(Gallery Thirty Three, Wānaka)
Collaborative summer exhibitions are an ideal opportunity to explore numerous voices and styles, showcasing the stars, hidden gems and newcomers in a gallery’s collection; however, there’s an art to effective curation — catering to a wide range of tastes without overwhelming the viewer. Wānaka’s Gallery Thirty Three never misses a step in its selection and celebration of talent, and this year’s "Summer Series" is another winner — both peaceful and exciting, charming and quirky, and packed with personality. Several of the artists and styles couldn’t be more different, yet there’s harmony and cohesion in the choice of works; it’s a masterclass in both abstract and figurative painting, and a goldmine for fans of sculpture.
Ceramicist Heather Anne Atkins’ miniature village of historic cottages and villas are lovingly handcrafted, an homage to the 18th and 19th-century architecture of small towns and goldmining settlements. Simon Lewis-Wards’ ceramic and cast-glass lollies are reaching the same iconic status as their edible subjects, and behind the playfulness and retro whimsy is a consistently impressive level of technical skill and precision. Melissa Young’s work is a study of contrasts in action — minimalism of form invested with a maximum of feeling. The simplicity of her faceless, featureless, amusingly tiny-headed figures pushes all the energy into the elegance of captured motion and emphatic body language. The bronze sculptures are dark and monochromatic, yet her figures are bold and communicative, embodying the shadows but living in the light.
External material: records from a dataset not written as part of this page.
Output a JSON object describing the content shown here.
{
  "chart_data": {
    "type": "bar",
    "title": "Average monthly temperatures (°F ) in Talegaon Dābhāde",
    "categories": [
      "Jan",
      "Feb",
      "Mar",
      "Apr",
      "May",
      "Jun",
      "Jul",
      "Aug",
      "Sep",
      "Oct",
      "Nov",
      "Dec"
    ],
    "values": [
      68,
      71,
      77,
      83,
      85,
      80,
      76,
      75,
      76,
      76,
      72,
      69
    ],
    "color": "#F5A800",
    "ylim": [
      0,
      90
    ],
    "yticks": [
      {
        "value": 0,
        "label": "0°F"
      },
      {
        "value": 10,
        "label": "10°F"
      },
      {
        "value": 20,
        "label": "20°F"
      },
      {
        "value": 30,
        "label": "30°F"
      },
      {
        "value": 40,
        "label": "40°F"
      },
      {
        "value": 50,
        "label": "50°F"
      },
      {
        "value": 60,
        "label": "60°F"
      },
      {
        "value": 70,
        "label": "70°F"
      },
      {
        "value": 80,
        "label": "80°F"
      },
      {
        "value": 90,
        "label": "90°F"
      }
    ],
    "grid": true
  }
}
(Hullabaloo Art Space, Cromwell)
Throughout history and as long as humanity endures to pick up a brush or clay, art will always convey — either explicitly or covertly — the state of the artist’s world, on both a personal and global level. Artists are entertainers and creators, but also storytellers, archivists and activists; and during times of particular global strife and hardship, an underlying tension and sense of slipping security is often reflected in new work. Sue Rutherford’s latest collection, "Lands End", explores the collision and collaboration between people and the natural environment, but the clever imagery resonates in multiple — and literal — layers.
Despite leaving a deepening footprint on almost every corner of the Earth, humans are still only one species of many in a long, unfolding story, vulnerable to the passage of time, the powerful forces of nature and the consequences of our own actions. In a striking series of ceramic sculptures and vessels, Rutherford crafts homes and buildings teetering on clifftops and weathered precipices, layering texture to imitate the effects of erosion. Lattices are carved into the foundations — the columns appearing first rather like tree trunks or ladders, a fight for dominance against the landscape and each other, always trying to ascend higher, never satisfied; and then creating the illusion of an exposed rib cage. We coexist with the land, rely on it for survival, yet wear it down to its bones. Hollows are appearing, the ground is crumbling and the ultimate fate of the dwellings is as yet unknown.
(Eade Gallery, Clyde)
Through the gorge at Clyde’s Eade Gallery, Debbie McCaw and Lynne Wilson’s "Footprints" also delves into the relationship between people and the land, here with a more specific local focus, tracing a path through the gold trails and ancient peaks and plains to the present day. Eade’s series of duo solo exhibitions has been pairing artists working in different media, challenging them to unite their voices and very different styles in a connected theme. The result has been consistently rewarding, and "Footprints" is no exception.
Wilson’s raku-fired ceramic vessels might be uncovered treasures from a lost era, etched with the poppies, briar roses and kowhai that took root under a long-ago sun and continue to flourish under the blue skies that dominate McCaw’s incredible collages. In her colourful "Unfolding Land" series, Wilson combines the artistry of ceramics, sculpture, and abstracted landscape painting, creating stunning circular worlds of golden hills, craggy peaks and glistening waters, layered in three-dimensional bands of enveloping depth.
Landscapes are naturally prevalent in Central Otago art, but collage less so, and McCaw’s work — emotive, textural scenes born of scraps of recycled paper — is intricately constructed and beautiful. With hints of magazine text emerging amidst timeless scenery and historic pathways, McCaw weaves a tapestry of the old and the new, anchoring the stories of past generations in the printed words and fragmented imagery of their descendants.